第14章 静待其机(1/2)
清明前的雨下得绵,像扯不断的银丝,从早到晚斜斜地织着。丹房檐角的铁马被淋得发亮,风一吹,“叮咚”声都带着水汽,湿哒哒的,听着让人心里发潮。墙角晒着的艾草堆泛着润,叶尖垂着水珠,绿得发黑,像浸在水里的绸缎,连带着空气里都飘着股清苦的药香,混着雨丝钻进鼻孔,凉丝丝的。

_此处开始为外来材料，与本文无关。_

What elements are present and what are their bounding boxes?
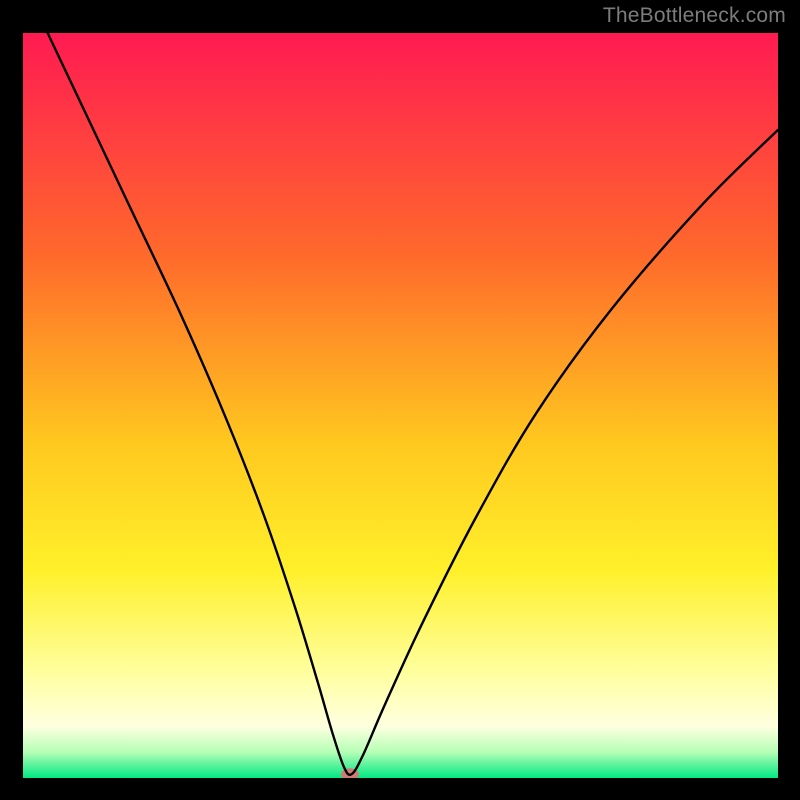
watermark-text: TheBottleneck.com [603, 4, 786, 28]
bottleneck-chart [23, 33, 778, 778]
chart-svg [23, 33, 778, 778]
gradient-background [23, 33, 778, 778]
chart-frame: TheBottleneck.com [0, 0, 800, 800]
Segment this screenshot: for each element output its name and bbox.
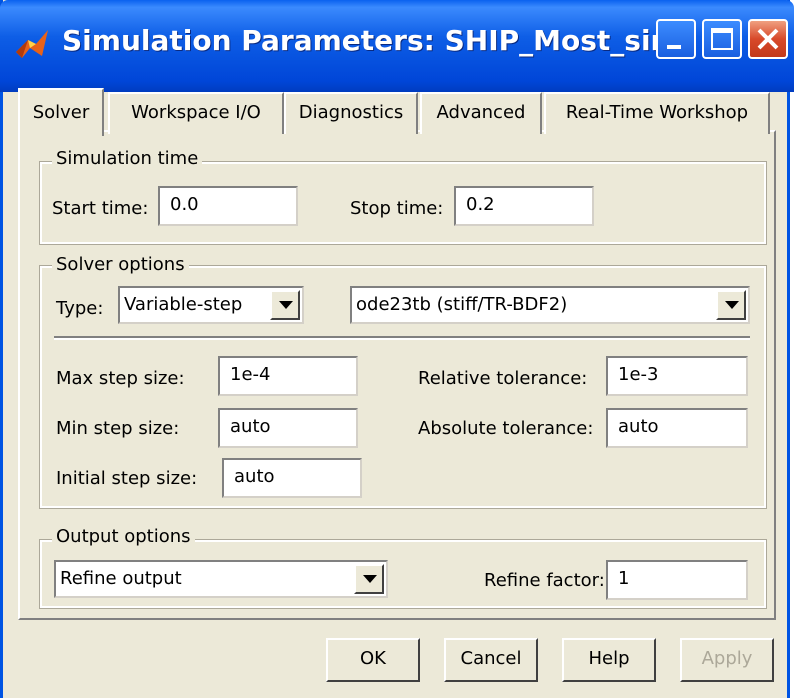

玄元盘坐在蒲团上,眉头微蹙。这已是他引着金珠在玉枕关打转的第三日,每次金珠快摸到上田的气海边缘时,那层滑溜溜的白膜就会猛地收紧,像只攥紧的手,“啪”地把金珠弹回来。最让人懊恼的是,前日好不容易在白膜上钻开的细缝,次日竟像被水汽糊住了似的,合得严严实实,膜面反倒更滑了,连神念都站不住脚,稍一用力就往下溜,像踩在结冰的河面。
“回下田吧。”尹喜的声音从门后传来,他正蹲在廊下用桐油擦药锄,棕褐色的油布在锄刃上打着圈,擦出的油光映着雨幕,晃得人眼晕。“这关的白膜是‘滑滞’,属阴,你越用阳刚之气硬闯,它越犟。”他把药锄竖在廊柱边,锄刃上的油珠顺着弧度往下滚,滴在青石板上,洇出深色的圆点,“得靠气足了把它焐化,就像冻土得等春阳晒透了才肯软,急不得。”
玄元虽不舍,还是依言引着金珠退回丹田。那金珠像是泄了气,刚过夹脊关就蔫了,光暗得像蒙了层灰,在气海里转了两圈,竟一头扎进气海深处,缩成个小光点,不动了,像受了委屈的孩子躲进了被窝。玄元试着用神念碰了碰它,只换来一点微弱的颤,连光都懒得亮。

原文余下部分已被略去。